Unlike Posner, Tullock found little success practicing law. Following just five short months of work at a Chicago law firm, he pivoted dramatically to a career in the United States Foreign Service (Rowley and Houser 2012, 8–10). From 1948 to 1956, Tullock specialized in East Asian affairs, preparing analyses on the region for senior policy makers in Washington. Tullock often expressed frustration at the apparent lack of impact his analyses had on decisions made by political figures and higher-ups in government. He became broadly critical of the State Department as an institution, which he believed failed to make productive use of functionaries such as himself (10). It is perhaps no surprise then that among Tullock’s first projects after leaving the Foreign Service was a critical analysis of the incentives – most importantly career advancement – that determined behavior by rational actors within bureaucracies (12). (His manuscript on the topic would ultimately be published in 1965 as The Politics of Bureaucracy (12; Mueller 2012, 56)) Indeed, the remainder of Tullock’s career after his time in government would be spent analyzing public institutions from a rational-choice perspective (Mueller 2012).
Thus, after concluding his government service, Tullock decided to again pivot careers toward academia. Tullock’s academic career would begin in earnest when, in 1958, he joined the newly founded Thomas Jefferson Center for Studies in American Political Economy at the University of Virginia as its first post-doctoral fellow (Buchannan 1958, 8). The Thomas Jefferson Center had been established the previous year by James Buchanan and Warren Nutter, with the goal of advancing studies in classical political economy (Brady 2010, 244–245). Both University of Chicago-educated economists, Buchanan in particular was strongly influenced by the price theory and rational-choice models he learned while studying under Chicago School-economist Frank Knight. Once at the University of Virginia, Tullock would join Buchanan in collaborating on the application of rational choice models to public institutions and behavior, a field that has been termed “public choice theory” (234–245; Forte and Brady 2021, 111–113).

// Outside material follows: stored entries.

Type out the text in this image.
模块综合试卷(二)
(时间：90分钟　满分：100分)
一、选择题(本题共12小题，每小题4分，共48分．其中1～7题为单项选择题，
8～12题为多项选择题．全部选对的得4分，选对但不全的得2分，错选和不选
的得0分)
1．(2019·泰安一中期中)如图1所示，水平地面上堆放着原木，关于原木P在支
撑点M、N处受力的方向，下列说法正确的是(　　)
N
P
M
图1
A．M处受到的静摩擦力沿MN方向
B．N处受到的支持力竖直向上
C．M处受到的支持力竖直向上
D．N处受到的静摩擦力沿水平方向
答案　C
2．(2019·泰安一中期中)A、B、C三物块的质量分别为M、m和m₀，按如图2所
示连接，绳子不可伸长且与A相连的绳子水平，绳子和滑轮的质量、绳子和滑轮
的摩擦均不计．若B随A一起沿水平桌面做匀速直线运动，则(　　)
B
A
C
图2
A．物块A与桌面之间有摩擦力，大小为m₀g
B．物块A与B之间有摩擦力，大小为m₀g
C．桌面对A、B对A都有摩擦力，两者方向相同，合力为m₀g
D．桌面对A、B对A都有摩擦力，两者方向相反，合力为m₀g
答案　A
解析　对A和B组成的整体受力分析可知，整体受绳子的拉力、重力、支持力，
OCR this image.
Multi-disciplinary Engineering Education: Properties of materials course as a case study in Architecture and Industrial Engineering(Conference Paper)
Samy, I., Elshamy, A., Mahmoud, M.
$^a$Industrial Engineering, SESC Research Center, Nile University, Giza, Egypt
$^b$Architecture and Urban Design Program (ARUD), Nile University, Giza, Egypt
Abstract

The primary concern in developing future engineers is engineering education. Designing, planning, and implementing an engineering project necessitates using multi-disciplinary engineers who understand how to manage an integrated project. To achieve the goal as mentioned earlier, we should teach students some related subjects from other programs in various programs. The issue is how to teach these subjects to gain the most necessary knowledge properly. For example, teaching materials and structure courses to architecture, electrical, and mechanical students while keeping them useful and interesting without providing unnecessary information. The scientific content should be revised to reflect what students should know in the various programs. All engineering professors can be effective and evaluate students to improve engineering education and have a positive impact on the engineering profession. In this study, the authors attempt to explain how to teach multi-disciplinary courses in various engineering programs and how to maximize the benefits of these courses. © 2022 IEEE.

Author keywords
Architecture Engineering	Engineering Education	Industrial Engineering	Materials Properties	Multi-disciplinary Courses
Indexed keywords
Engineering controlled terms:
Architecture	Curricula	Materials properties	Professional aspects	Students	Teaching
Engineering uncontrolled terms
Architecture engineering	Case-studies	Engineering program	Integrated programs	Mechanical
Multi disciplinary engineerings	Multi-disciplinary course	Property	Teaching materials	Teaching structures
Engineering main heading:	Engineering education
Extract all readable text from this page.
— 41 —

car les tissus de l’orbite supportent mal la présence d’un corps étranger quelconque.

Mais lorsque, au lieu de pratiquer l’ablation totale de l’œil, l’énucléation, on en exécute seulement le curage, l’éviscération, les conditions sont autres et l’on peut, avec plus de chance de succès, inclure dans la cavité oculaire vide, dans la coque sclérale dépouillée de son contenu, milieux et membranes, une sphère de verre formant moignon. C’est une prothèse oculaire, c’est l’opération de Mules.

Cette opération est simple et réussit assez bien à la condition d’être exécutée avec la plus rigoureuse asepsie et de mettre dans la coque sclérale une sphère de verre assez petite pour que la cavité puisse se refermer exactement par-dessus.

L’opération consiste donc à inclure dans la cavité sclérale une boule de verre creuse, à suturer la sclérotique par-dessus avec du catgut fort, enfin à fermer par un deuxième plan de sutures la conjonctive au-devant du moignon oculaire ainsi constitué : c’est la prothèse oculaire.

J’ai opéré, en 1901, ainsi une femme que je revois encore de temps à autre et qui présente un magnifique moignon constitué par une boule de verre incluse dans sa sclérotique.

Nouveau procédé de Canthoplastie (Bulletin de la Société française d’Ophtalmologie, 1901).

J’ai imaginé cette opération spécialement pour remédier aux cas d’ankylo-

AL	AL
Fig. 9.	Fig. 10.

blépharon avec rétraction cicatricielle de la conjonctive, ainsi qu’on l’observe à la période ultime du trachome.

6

Buchanan and Tullock’s 1962 book, The Calculus of Consent, is often cited as one of the defining texts of public choice (Mueller 2012, 49–51). The Calculus of Consent employed rational choice modeling to explore optimal decision-making and institutional arrangements for self-interested actors in the context of constitutional democracy. Buchanan and Tullock’s writings on majority rule, voting rules, political logrolling and other topics in The Calculus of Consent would stimulate further rational choice analyses of public institutions and decision-making. Over the course of the 1960s and ‘70s, a unique style of public choice theory would begin to coalesce around a common set of themes and principles shared by Buchanan, Tullock, and other leading theorists with ties to the Thomas Jefferson Center: the so-called “Virginia School of Public Choice” had been born (Mitchell 1988, 106–107; Mitchell 2013, 3–6).
After the success of The Calculus of Consent, Tullock turned his rational choice analysis toward a wide variety of topics. These included the clearly political – bureaucracy, revolution, and federalism (Mueller 2012) – but also touched on topics such as the incentives faced by scientific researchers and the behavior of non-human species (Forte and Brady 2021, 119–125). Perhaps Tullock’s most famous economic innovation lies in the concept of rent-seeking. Rent-seeking, as defined by Tullock in 1967, refers to expenditures undertaken to capture wealth-redistributing transfer payments (Tullock 1967). While the possible existence of such payments had been understood previously, Tullock offered the first comprehensive exploration of rent-seeking behavior (Tollison 2012, 73–74). Tullock’s work on rent-seeking would come to have a profound impact on, and central role within, the Virginia School of Public Choice (Mitchell 2013, 9–12). It would also play a key role within his analysis of the law.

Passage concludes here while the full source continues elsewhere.